NOAA-EMC / NCEPLIBS-ncio

This is a NOAA library used by NCEP GSI system to read the GFS forecast files for use in data assimilation.
Other
1 stars 6 forks source link

segmentation fault call write_vardata when running enkf_chgres_recenter_nc on Hera #86

Open MingjingTong-NOAA opened 3 months ago

MingjingTong-NOAA commented 3 months ago

When I ran enkf_chgres_recenter_nc on Hera, I encountered a segmentation fault when enkf_chgres_recenter_nc writes out the interpolated model fields by calling write_vardata (see /scratch2/NCEPDEV/stmp1/Mingjing.Tong/gfs_cycled/logs/2022060918/enkfgdasechgres.log.0). In this run 'atmens_fcst' is linked to /scratch2/NCEPDEV/stmp1/Mingjing.Tong/gfs_cycled/enkfgdas.20220609/18/mem001/model_data/atmos/history/enkfgdas.t18z.atmf006.nc_shield. In enkf_chgres_recenter_nc, the output file is first created via call create_dataset(output_file, indset, nocompress=.true.), where output is 'atmens_fcst', and the variable data in output_file are overwritten with the interpolated model variables.

I didn't have this problem before Hera was transitioned to Rock8. I'm using the enkf_chgres_recenter_nc from the latest develop branch of https://github.com/NOAA-EMC/gfs-utils.

When I replace the data 'atmens_fcst' with that from GFS (/scratch2/NCEPDEV/stmp1/Mingjing.Tong/gfs_cycled/enkfgdas.20220609/18/mem001/model_data/atmos/history/enkfgdas.t18z.atmf006.nc), the problem is gone (see /scratch2/NCEPDEV/stmp1/Mingjing.Tong/gfs_cycled/logs/2022060918/enkfgdasechgres.log).

I don't know what't the problem with enkfgdas.t18z.atmf006.nc_shield. It has less vertical levels than GFS. I tried turn off compression or turn off quantize, while writing out the enkfgdas.t18z.atmf006.nc_shield, but they didn't work. I also have no problem visualize that file.

edwardhartnett commented 3 months ago

Can you give me a copy of the data file that caused the problem?

MingjingTong-NOAA commented 3 months ago

The data that caused the problem is /scratch2/GFDL/gfdlscr/Mingjing.Tong/scrub/test/enkfgdas.20220609/18/atmos/mem001/gdas.t18z.atmf006.nc on Hera.
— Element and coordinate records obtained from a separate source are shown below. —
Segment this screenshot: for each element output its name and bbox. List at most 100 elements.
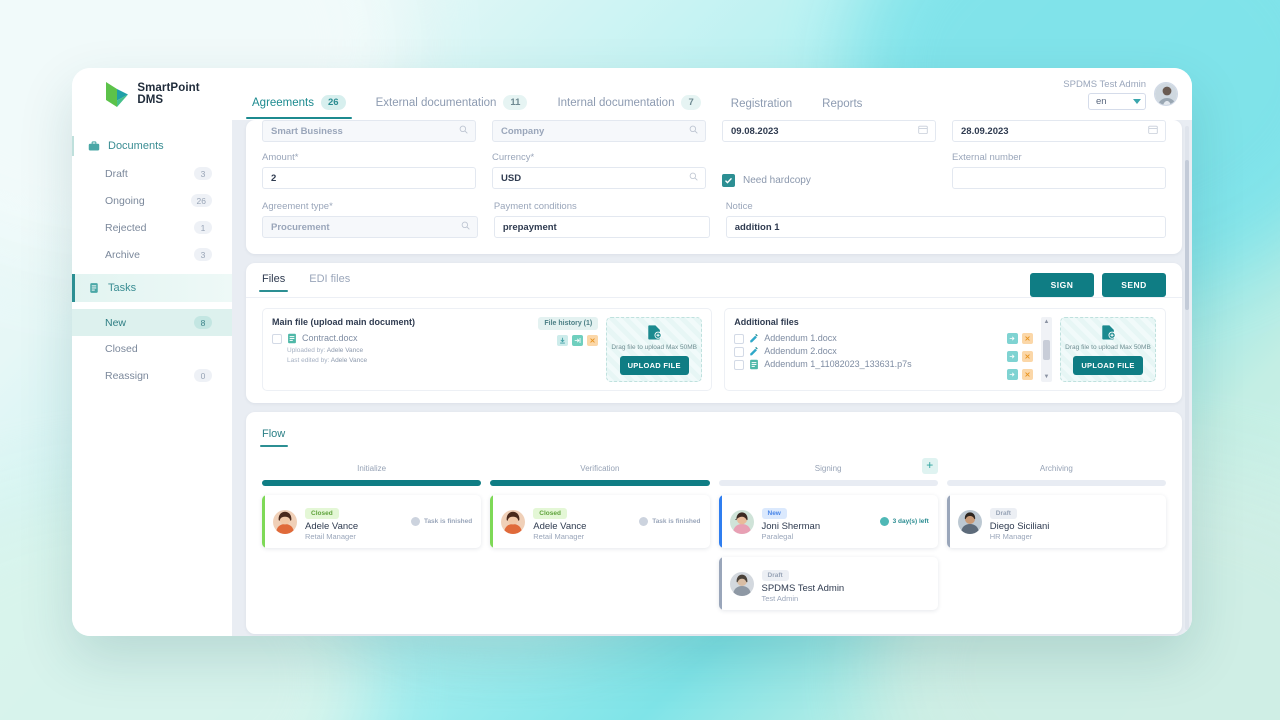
notice-input[interactable]: addition 1	[725, 216, 1166, 238]
sidebar-section-documents[interactable]: Documents	[72, 132, 232, 160]
agreement-type-label: Agreement type*	[262, 201, 333, 212]
sidebar-documents-label: Documents	[108, 140, 164, 152]
sidebar-item-draft[interactable]: Draft 3	[72, 160, 232, 187]
date-to-input[interactable]: 28.09.2023	[952, 120, 1166, 142]
share-icon[interactable]	[1007, 369, 1018, 381]
language-select[interactable]: en	[1088, 92, 1146, 110]
search-icon[interactable]	[689, 172, 698, 184]
calendar-icon[interactable]	[918, 125, 928, 138]
delete-icon[interactable]	[587, 335, 599, 346]
tab-agreements[interactable]: Agreements 26	[246, 95, 352, 119]
additional-upload-file-button[interactable]: UPLOAD FILE	[1073, 356, 1143, 376]
delete-icon[interactable]	[1022, 333, 1033, 345]
main-file-checkbox[interactable]	[272, 334, 282, 344]
list-item[interactable]: Addendum 1.docx	[734, 333, 999, 344]
tab-internal-documentation-count: 7	[681, 95, 701, 110]
subtab-edi-files[interactable]: EDI files	[309, 273, 350, 292]
plus-icon[interactable]: +	[921, 458, 938, 475]
sign-button[interactable]: SIGN	[1030, 273, 1094, 297]
sidebar-tasks-label: Tasks	[108, 282, 137, 294]
main-file-row[interactable]: Contract.docx	[272, 333, 530, 344]
tab-registration[interactable]: Registration	[729, 98, 794, 119]
sidebar-section-tasks[interactable]: Tasks	[72, 274, 232, 302]
currency-input[interactable]: USD	[492, 167, 706, 189]
participant-info: Closed Adele Vance Retail Manager	[533, 502, 631, 541]
additional-file-name: Addendum 1_11082023_133631.p7s	[764, 359, 912, 369]
agreement-type-input[interactable]: Procurement	[262, 216, 478, 238]
contractor-input[interactable]: Smart Business	[262, 120, 476, 142]
amount-input[interactable]: 2	[262, 167, 476, 189]
participant-name: Adele Vance	[533, 521, 587, 533]
amount-value: 2	[271, 172, 277, 184]
sidebar-item-new[interactable]: New 8	[72, 309, 232, 336]
sidebar-item-rejected[interactable]: Rejected 1	[72, 214, 232, 241]
payment-conditions-input[interactable]: prepayment	[493, 216, 710, 238]
briefcase-icon	[88, 141, 100, 151]
main-file-title: Main file (upload main document)	[272, 317, 416, 327]
calendar-icon[interactable]	[1148, 125, 1158, 138]
app-logo[interactable]: SmartPoint DMS	[72, 68, 232, 120]
sidebar-item-reassign[interactable]: Reassign 0	[72, 362, 232, 389]
clock-icon	[639, 517, 649, 527]
additional-files-dropzone[interactable]: Drag file to upload Max 50MB UPLOAD FILE	[1060, 317, 1156, 383]
company-input[interactable]: Company	[492, 120, 706, 142]
stage-initialize-label: Initialize	[357, 463, 387, 473]
company-value: Company	[501, 125, 545, 137]
participant-name: Joni Sherman	[761, 521, 821, 533]
last-edited-value: Adele Vance	[330, 357, 368, 365]
list-item[interactable]: Addendum 1_11082023_133631.p7s	[734, 359, 999, 370]
download-icon[interactable]	[557, 335, 569, 346]
sidebar-item-ongoing[interactable]: Ongoing 26	[72, 187, 232, 214]
sidebar-item-rejected-label: Rejected	[105, 221, 147, 234]
share-icon[interactable]	[1007, 351, 1018, 363]
flow-participant-card[interactable]: New Joni Sherman Paralegal 3 day(s) left	[718, 495, 938, 549]
search-icon[interactable]	[689, 125, 698, 137]
share-icon[interactable]	[1007, 333, 1018, 345]
send-button[interactable]: SEND	[1102, 273, 1166, 297]
need-hardcopy-checkbox[interactable]	[722, 173, 735, 187]
main-file-dropzone[interactable]: Drag file to upload Max 50MB UPLOAD FILE	[606, 317, 703, 383]
files-body: Main file (upload main document) Contrac…	[262, 308, 1166, 392]
tab-external-documentation[interactable]: External documentation 11	[374, 95, 530, 119]
sidebar-item-reassign-count: 0	[194, 369, 212, 382]
stage-initialize-progress	[262, 480, 482, 487]
share-icon[interactable]	[572, 335, 584, 346]
additional-file-checkbox[interactable]	[734, 360, 745, 370]
additional-file-checkbox[interactable]	[734, 334, 745, 344]
main-tabs: Agreements 26 External documentation 11 …	[232, 68, 1063, 120]
tab-internal-documentation[interactable]: Internal documentation 7	[555, 95, 702, 119]
search-icon[interactable]	[459, 125, 468, 137]
participant-info: Draft Diego Siciliani HR Manager	[989, 502, 1157, 541]
status-badge: Closed	[533, 508, 567, 520]
external-number-input[interactable]	[952, 167, 1166, 189]
content-scrollbar-thumb[interactable]	[1185, 160, 1189, 310]
task-status-label: Task is finished	[423, 518, 473, 526]
flow-participant-card[interactable]: Draft SPDMS Test Admin Test Admin	[718, 557, 938, 611]
scroll-up-icon[interactable]: ▲	[1044, 319, 1050, 325]
list-item[interactable]: Addendum 2.docx	[734, 346, 999, 357]
delete-icon[interactable]	[1022, 369, 1033, 381]
scrollbar-thumb[interactable]	[1043, 339, 1050, 360]
delete-icon[interactable]	[1022, 351, 1033, 363]
sidebar-item-archive[interactable]: Archive 3	[72, 241, 232, 268]
scroll-down-icon[interactable]: ▼	[1044, 374, 1050, 380]
notice-value: addition 1	[734, 221, 780, 233]
subtab-files[interactable]: Files	[258, 273, 289, 292]
sidebar-item-closed[interactable]: Closed	[72, 336, 232, 362]
main-upload-file-button[interactable]: UPLOAD FILE	[619, 356, 689, 376]
additional-files-scrollbar[interactable]: ▲ ▼	[1041, 317, 1052, 383]
participant-info: Closed Adele Vance Retail Manager	[305, 502, 403, 541]
avatar[interactable]	[1154, 82, 1178, 106]
external-number-label: External number	[952, 152, 1022, 163]
flow-participant-card[interactable]: Closed Adele Vance Retail Manager Task i…	[490, 495, 710, 549]
flow-participant-card[interactable]: Draft Diego Siciliani HR Manager	[946, 495, 1166, 549]
flow-participant-card[interactable]: Closed Adele Vance Retail Manager Task i…	[262, 495, 482, 549]
user-area: SPDMS Test Admin en	[1063, 68, 1192, 120]
file-history-pill[interactable]: File history (1)	[538, 317, 599, 330]
search-icon[interactable]	[461, 221, 470, 233]
files-actions: SIGN SEND	[1030, 273, 1166, 297]
tab-reports[interactable]: Reports	[820, 98, 864, 119]
need-hardcopy-row[interactable]: Need hardcopy	[722, 169, 936, 191]
date-from-input[interactable]: 09.08.2023	[722, 120, 936, 142]
additional-file-checkbox[interactable]	[734, 347, 745, 357]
Thanks!

MingjingTong-NOAA commented 3 months ago

@edwardhartnett Do you have anything for me to test?

edwardhartnett commented 3 months ago

Not yet...

MingjingTong-NOAA commented 3 months ago

@edwardhartnett I found a bug in write_vardata_code.f90 that causes errors when model fields are written out using write_vardata in enkf_chgres_recenter_nc and a couple of other programs using the ncio library. The problem appears when the time dimension of the output file is defined to be unlimited, which is the case for our model and GFSv16 model output. The problem is caused by the 'varshape' variable, which is used when the time dimension of the output file is unlimited.

45 else if (n == nd .and. dset%dimensions(ndim)%isunlimited) then 46 start(n) = ncount 47 varshape = shape(values) 48 count(n) = varshape(n)
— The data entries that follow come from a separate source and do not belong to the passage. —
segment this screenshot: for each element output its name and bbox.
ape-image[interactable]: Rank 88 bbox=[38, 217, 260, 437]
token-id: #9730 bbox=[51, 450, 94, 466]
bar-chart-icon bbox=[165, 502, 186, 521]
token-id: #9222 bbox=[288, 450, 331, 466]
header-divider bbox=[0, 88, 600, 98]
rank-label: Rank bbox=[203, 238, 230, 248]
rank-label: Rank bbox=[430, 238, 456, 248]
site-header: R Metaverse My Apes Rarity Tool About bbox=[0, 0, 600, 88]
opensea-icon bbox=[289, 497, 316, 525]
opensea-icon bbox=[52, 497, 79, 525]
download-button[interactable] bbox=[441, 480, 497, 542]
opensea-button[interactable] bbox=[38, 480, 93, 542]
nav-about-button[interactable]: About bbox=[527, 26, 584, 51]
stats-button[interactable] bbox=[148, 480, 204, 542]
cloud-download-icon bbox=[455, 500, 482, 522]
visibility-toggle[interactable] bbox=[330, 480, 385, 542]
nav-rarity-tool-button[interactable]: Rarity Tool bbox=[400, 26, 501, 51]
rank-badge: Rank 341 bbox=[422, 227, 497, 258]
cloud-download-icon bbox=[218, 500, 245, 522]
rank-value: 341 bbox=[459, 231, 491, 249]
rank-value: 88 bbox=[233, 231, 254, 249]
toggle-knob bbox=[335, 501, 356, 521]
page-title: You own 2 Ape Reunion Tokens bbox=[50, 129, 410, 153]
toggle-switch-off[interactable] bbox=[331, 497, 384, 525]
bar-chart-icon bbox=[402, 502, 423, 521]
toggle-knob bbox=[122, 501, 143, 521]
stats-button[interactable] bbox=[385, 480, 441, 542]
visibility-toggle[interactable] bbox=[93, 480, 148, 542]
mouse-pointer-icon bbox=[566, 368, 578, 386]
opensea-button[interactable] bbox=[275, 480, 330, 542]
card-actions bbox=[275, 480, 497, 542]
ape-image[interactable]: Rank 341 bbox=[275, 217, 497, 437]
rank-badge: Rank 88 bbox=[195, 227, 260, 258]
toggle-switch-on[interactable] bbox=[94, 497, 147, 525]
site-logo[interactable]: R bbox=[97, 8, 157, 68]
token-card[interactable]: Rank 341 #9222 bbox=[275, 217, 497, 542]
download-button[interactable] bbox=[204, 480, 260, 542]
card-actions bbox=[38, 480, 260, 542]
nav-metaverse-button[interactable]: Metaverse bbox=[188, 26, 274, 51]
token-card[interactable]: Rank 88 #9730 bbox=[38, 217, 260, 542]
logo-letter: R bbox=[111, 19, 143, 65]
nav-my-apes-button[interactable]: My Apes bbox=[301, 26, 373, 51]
The dimension of 'varshape' equals the dimension of the model fields defined in the output file (see the following line), which are spatial plus time dimensions 32 allocate(varshape(dset%variables(nvar)%ndims))

However, the dimension of 'values' passed into the subroutine does not include the time dimension in enkf_chgres_recenter_nc and other programs, which only process one time level data (the time dimension equals 1). So if 'varshape' is not initialized, the last dimension of varshape (varshape(n)) is undefined and a wrong number will be given to count(n), which caused the segmentation fault.
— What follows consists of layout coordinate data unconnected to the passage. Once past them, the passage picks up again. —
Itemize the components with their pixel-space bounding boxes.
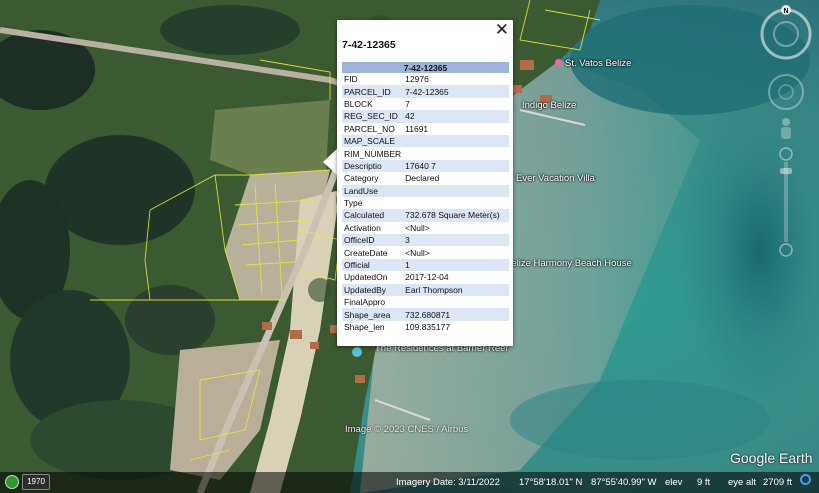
attribute-row: Shape_len 109.835177	[342, 321, 509, 333]
attribute-key: FinalAppro	[344, 297, 386, 308]
attribute-row: Calculated 732.678 Square Meter(s)	[342, 209, 509, 222]
attribute-value: 109.835177	[405, 322, 451, 332]
attribute-key: MAP_SCALE	[342, 134, 404, 148]
status-bar: Imagery Date: 3/11/2022 17°58'18.01" N 8…	[0, 472, 819, 493]
attribute-value: Earl Thompson	[403, 283, 509, 297]
attribute-row: MAP_SCALE	[342, 134, 509, 148]
attribute-key: Type	[344, 198, 363, 209]
attribute-value: 12976	[405, 74, 429, 85]
attribute-key: PARCEL_ID	[342, 85, 404, 98]
attribute-key: Category	[344, 173, 379, 184]
attribute-key: BLOCK	[344, 98, 373, 109]
attribute-key: Shape_area	[342, 308, 404, 321]
attribute-row: Descriptio 17640 7	[342, 159, 509, 173]
historical-year-button[interactable]: 1970	[22, 474, 50, 490]
attribute-value	[403, 147, 509, 159]
attribute-key: Shape_len	[344, 322, 385, 332]
attribute-row: LandUse	[342, 184, 509, 197]
longitude-readout: 87°55'40.99" W	[591, 477, 657, 488]
elevation-value: 9 ft	[697, 477, 711, 488]
attribute-value: 7	[405, 98, 410, 109]
attribute-key: Activation	[344, 222, 381, 233]
attribute-row: FinalAppro	[342, 296, 509, 308]
attribute-key: UpdatedOn	[344, 272, 388, 283]
attribute-table: 7-42-12365 FID 12976 PARCEL_ID 7-42-12365 BL…	[342, 62, 509, 333]
popup-pointer	[323, 148, 338, 176]
look-joystick-icon	[768, 74, 804, 110]
attribute-value: 732.680871	[403, 308, 509, 321]
attribute-key: REG_SEC_ID	[342, 110, 404, 123]
attribute-value	[403, 134, 509, 148]
place-label-indigo[interactable]: Indigo Belize	[522, 100, 576, 111]
attribute-value: 7-42-12365	[403, 85, 509, 98]
imagery-copyright: Image © 2023 CNES / Airbus	[345, 424, 469, 435]
attribute-value: 2017-12-04	[405, 272, 449, 283]
attribute-row: Shape_area 732.680871	[342, 308, 509, 321]
attribute-key: OfficeID	[342, 234, 404, 247]
latitude-readout: 17°58'18.01" N	[519, 477, 583, 488]
attribute-value	[403, 197, 509, 209]
attribute-row: Category Declared	[342, 172, 509, 184]
attribute-row: FID 12976	[342, 73, 509, 85]
elevation-label: elev	[665, 477, 683, 488]
compass-ring-icon	[760, 8, 812, 60]
attribute-row: BLOCK 7	[342, 98, 509, 110]
street-view-pegman-icon	[781, 118, 791, 139]
historical-imagery-icon[interactable]	[5, 475, 19, 489]
place-label-st-vatos[interactable]: St. Vatos Belize	[555, 58, 631, 69]
attribute-value: <Null>	[405, 222, 430, 233]
attribute-value: 42	[403, 110, 509, 123]
attribute-value: 3	[403, 234, 509, 247]
attribute-row: OfficeID 3	[342, 234, 509, 247]
attribute-row: Type	[342, 197, 509, 209]
attribute-row: Activation <Null>	[342, 222, 509, 234]
attribute-key: Official	[342, 258, 404, 272]
attribute-value: 11691	[405, 123, 429, 134]
eye-alt-label: eye alt	[728, 477, 756, 488]
place-label-harmony[interactable]: Belize Harmony Beach House	[505, 258, 632, 269]
attribute-value	[403, 296, 509, 308]
attribute-row: PARCEL_ID 7-42-12365	[342, 85, 509, 98]
streaming-status-icon	[800, 474, 811, 485]
attribute-value: <Null>	[405, 247, 430, 258]
place-label-ever-vacation[interactable]: Ever Vacation Villa	[516, 173, 595, 184]
compass-north-label: N	[783, 8, 788, 15]
imagery-date: Imagery Date: 3/11/2022	[396, 477, 500, 488]
attribute-key: Calculated	[342, 209, 404, 222]
attribute-key: FID	[344, 74, 358, 85]
attribute-key: CreateDate	[344, 247, 388, 258]
attribute-value	[403, 184, 509, 197]
attribute-key: PARCEL_NO	[344, 123, 395, 134]
attribute-key: UpdatedBy	[342, 283, 404, 297]
popup-title: 7-42-12365	[342, 39, 396, 51]
attribute-table-header: 7-42-12365	[342, 62, 509, 73]
attribute-row: UpdatedBy Earl Thompson	[342, 283, 509, 297]
close-icon[interactable]: ✕	[495, 20, 509, 40]
attribute-key: RIM_NUMBER	[344, 148, 402, 159]
attribute-value: 732.678 Square Meter(s)	[403, 209, 509, 222]
attribute-row: PARCEL_NO 11691	[342, 123, 509, 135]
pink-place-marker-icon	[555, 59, 562, 66]
attribute-row: REG_SEC_ID 42	[342, 110, 509, 123]
attribute-value: 1	[403, 258, 509, 272]
attribute-key: LandUse	[342, 184, 404, 197]
attribute-row: UpdatedOn 2017-12-04	[342, 271, 509, 283]
navigation-controls[interactable]: N	[758, 4, 814, 264]
attribute-row: Official 1	[342, 258, 509, 272]
attribute-value: Declared	[405, 173, 440, 184]
attribute-row: RIM_NUMBER	[342, 147, 509, 159]
attribute-row: CreateDate <Null>	[342, 246, 509, 258]
eye-alt-value: 2709 ft	[763, 477, 793, 488]
attribute-key: Descriptio	[342, 159, 404, 173]
attribute-value: 17640 7	[403, 159, 509, 173]
parcel-info-popup: ✕ 7-42-12365 7-42-12365 FID 12976 PARCEL_I…	[337, 20, 513, 346]
google-earth-logo: Google Earth	[730, 450, 813, 466]
zoom-slider-icon	[779, 147, 793, 257]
I made the following change, which fixed the problem.

[Mingjing.Tong@hfe07 src]$ git diff write_vardata_code.f90 diff --git a/src/write_vardata_code.f90 b/src/write_vardata_code.f90 index f55e73e..b8de5f8 100644 --- a/src/write_vardata_code.f90 +++ b/src/write_vardata_code.f90 @@ -30,6 +30,7 @@ nvar = get_nvar(dset,varname) allocate(start(dset%variables(nvar)%ndims),count(dset%variables(nvar)%ndims)) allocate(varshape(dset%variables(nvar)%ndims))

edwardhartnett commented 3 months ago

Terrific. I will put that up as a PR...